The use of clinical laboratory test results in diagnostic decision-making is an integral part of clinical medicine. The menu of laboratory tests available to clinicians constitutes an impressive array that has expanded exponentially since 1920 when Folin and Wu devised the first useful test for the quantification of serum glucose concentration. Despite this ever-expanding plethora of useful and reliable clinical laboratory tests for diagnosing and monitoring the myriad of diseases effecting mankind, the recent emphasis on reducing health care costs and the emergence of managed care organizations led to efforts to reduce the abuse (over-ordering) and misuse (e.g., ordering the right test for the wrong purpose or vice versa) of these tests.
Every laboratory test has a component of errors and the majority of laboratory errors occur during the requesting and collection of specimens, and in the reporting and application of results. If we look at the matters with lack of Time and poor abilities to differentiate the clinical disorders many tests are ordered as random way to fish the matters in the deep seas. Every test ordered without proper clinical decision making have a adverse consequences and economic loses
Questions to Ask Before Ordering a Laboratory Test
An understanding of which laboratory tests are appropriate to order in the diagnosis and follow up of a patient’s medical condition should include prior consideration of the answers to the following questions:
• Why is the test being ordered?
• What are the consequences of not ordering the test?
• How good is the test in discriminating between health versus disease?
• How are the test results interpreted?
• How will the test results influence patient management and outcome?

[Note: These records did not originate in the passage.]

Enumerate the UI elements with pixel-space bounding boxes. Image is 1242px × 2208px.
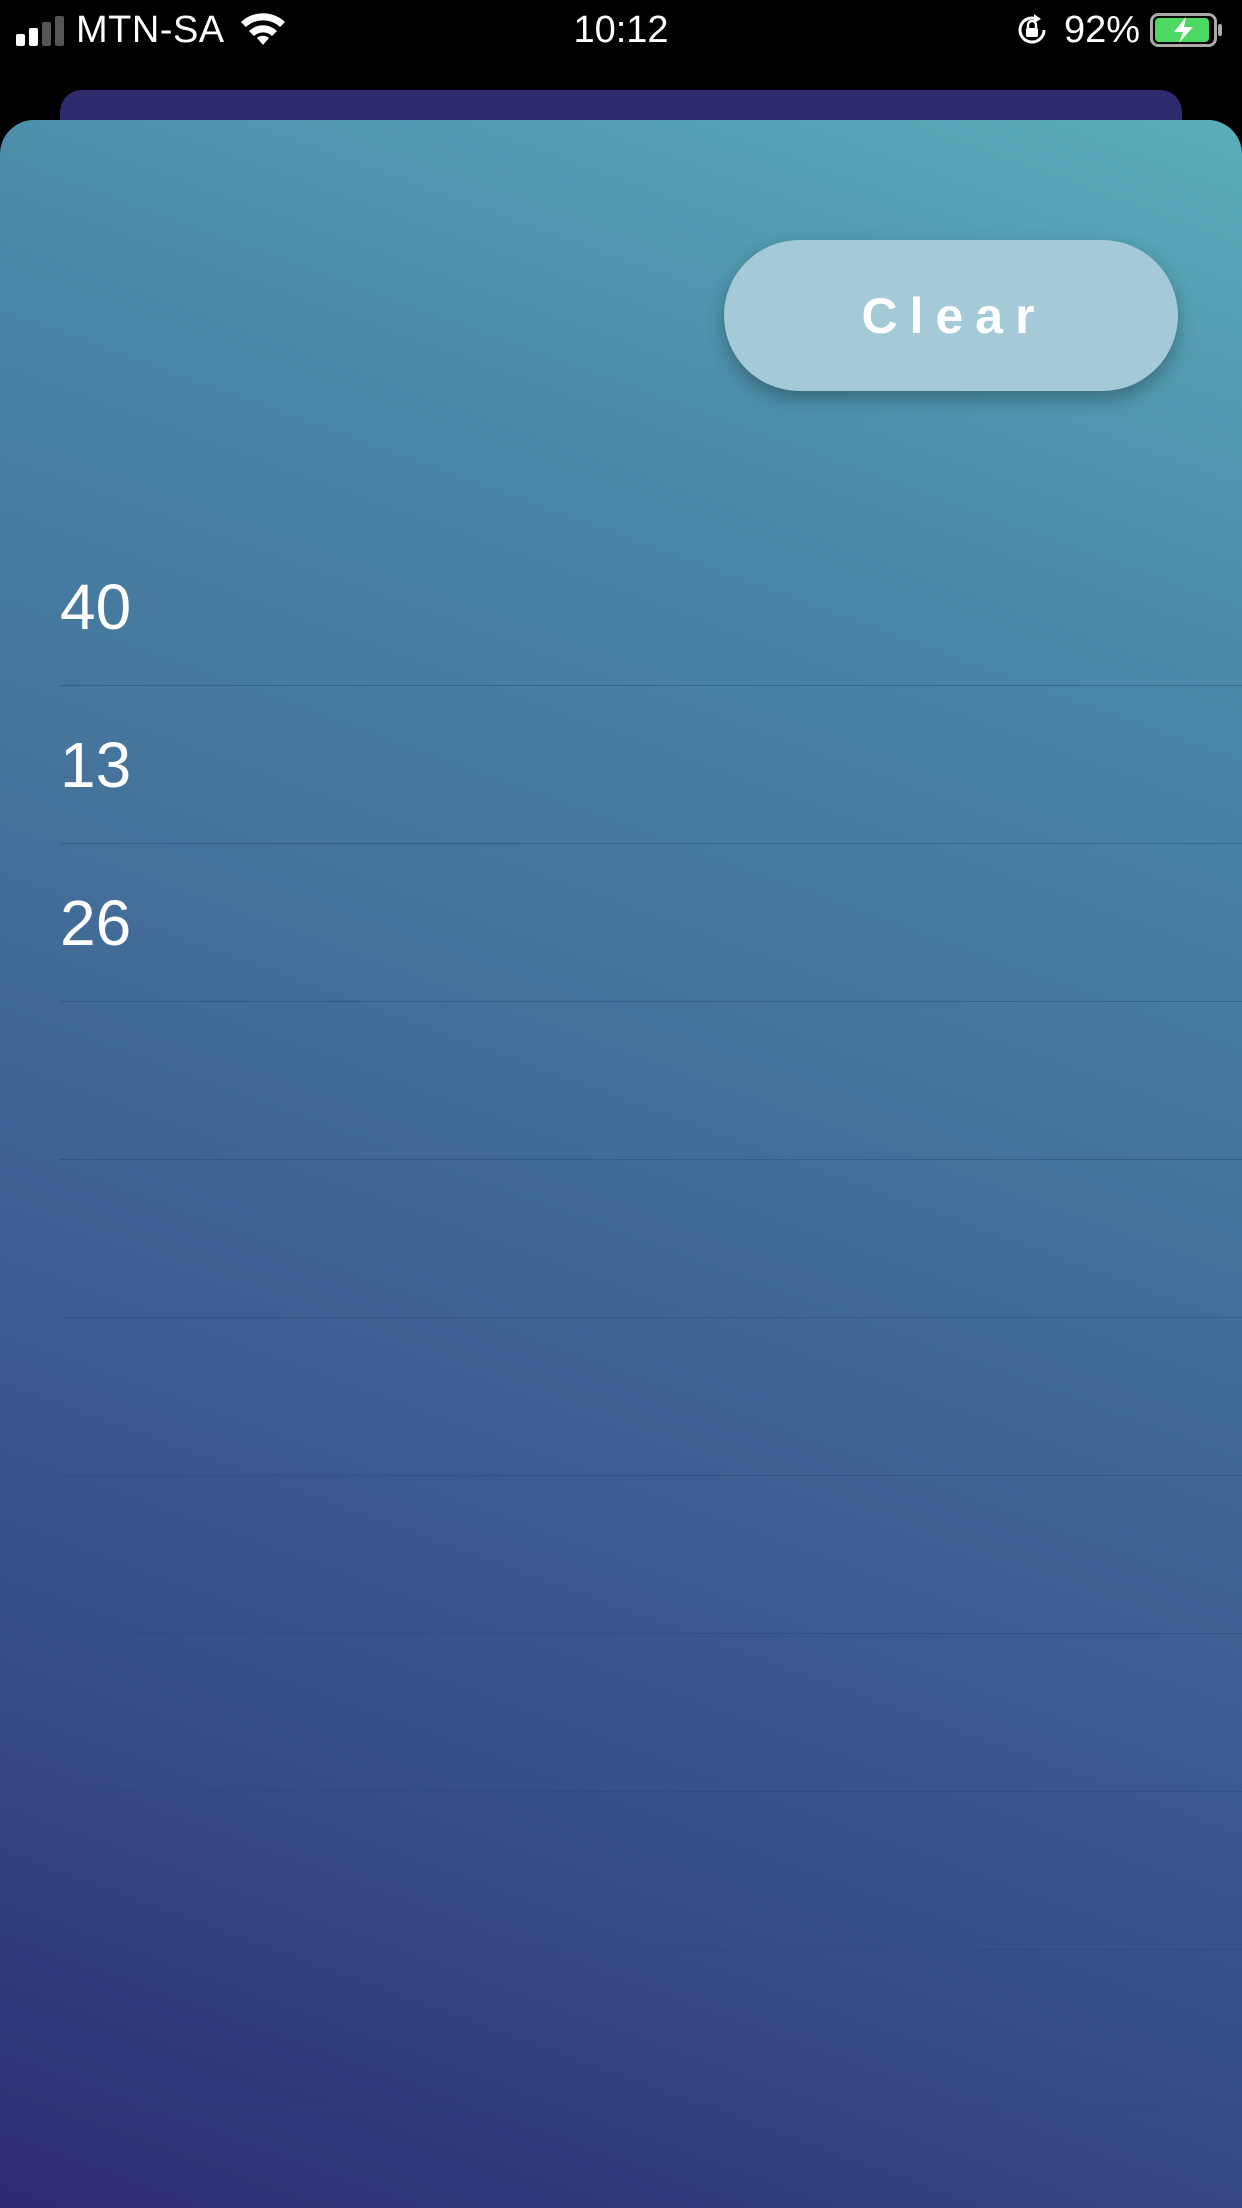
list-item[interactable] bbox=[60, 1950, 1242, 2108]
list-item[interactable]: 13 bbox=[60, 686, 1242, 844]
main-sheet: Clear 40 13 26 bbox=[0, 120, 1242, 2208]
entry-value: 40 bbox=[60, 571, 132, 643]
status-bar: MTN-SA 10:12 92% bbox=[0, 0, 1242, 60]
clear-button[interactable]: Clear bbox=[724, 240, 1178, 391]
list-item[interactable] bbox=[60, 1318, 1242, 1476]
list-item[interactable]: 26 bbox=[60, 844, 1242, 1002]
entry-value: 26 bbox=[60, 887, 132, 959]
list-item[interactable] bbox=[60, 1002, 1242, 1160]
battery-charging-icon bbox=[1150, 13, 1222, 47]
list-item[interactable] bbox=[60, 1792, 1242, 1950]
battery-percent: 92% bbox=[1063, 8, 1140, 51]
list-item[interactable] bbox=[60, 1160, 1242, 1318]
status-right: 92% bbox=[1014, 0, 1224, 60]
list-item[interactable] bbox=[60, 1634, 1242, 1792]
rotation-lock-icon bbox=[1018, 14, 1046, 44]
list-item[interactable] bbox=[60, 1476, 1242, 1634]
list-item[interactable]: 40 bbox=[60, 528, 1242, 686]
entries-list: 40 13 26 bbox=[60, 528, 1242, 2208]
list-item[interactable] bbox=[60, 2108, 1242, 2208]
entry-value: 13 bbox=[60, 729, 132, 801]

Many serological tests are today ordered as a habit to many patients. The laboratory should establish the sensitivity and specificity of the tests and it is important to note that any test with a sensitivity = 50% and a specificity = 50% is no better than a coin toss in deciding whether or not a disease may be present. Tests with a combined sensitivity and specificity total = 170 or greater are likely to prove clinically useful. Most clinicians can achieve this total with a good history and physical examination! Thus, a laboratory test with 95% sensitivity and 95% specificity (sum = 190) is an excellent test.
Today our Physicians need to know the basis of laboratory tests and have a training to know the matters related to laboratory Medicine. Laboratory test results may influence up to 70 percent of medical decision making. However, one must wonder whether the test results are being interpreted correctly, and—if not—what the impact is of incorrect or inappropriate interpretation on the accuracy of diagnostic decision making based, in part, on laboratory test results. It is not just in India or developing countries but also in developed countries. The lack of confidence in interpreting laboratory test results may be directly related, as suggested by Dr. Lopasata, to the sparse training in laboratory medicine provided in most United States medical schools.
It is important for clinicians and laboratorians to recognize that laboratory data, although potentially extremely useful in diagnostic decision-making, should be used as an aid and adjunct to the constellation of findings (e.g., history, physical exam, etc.) relevant to the patient. Laboratory data is never a substitute for a good physical exam and patient history (clinicians should treat the patient, not the laboratory results). Above all treating the patients with wrong laboratory results can be dangerous to life, however well read physicians and competent surgeons dependent on least number of investigations. Many believe that Laboratories should be servants of the good physicians and not the masters to fish the matters.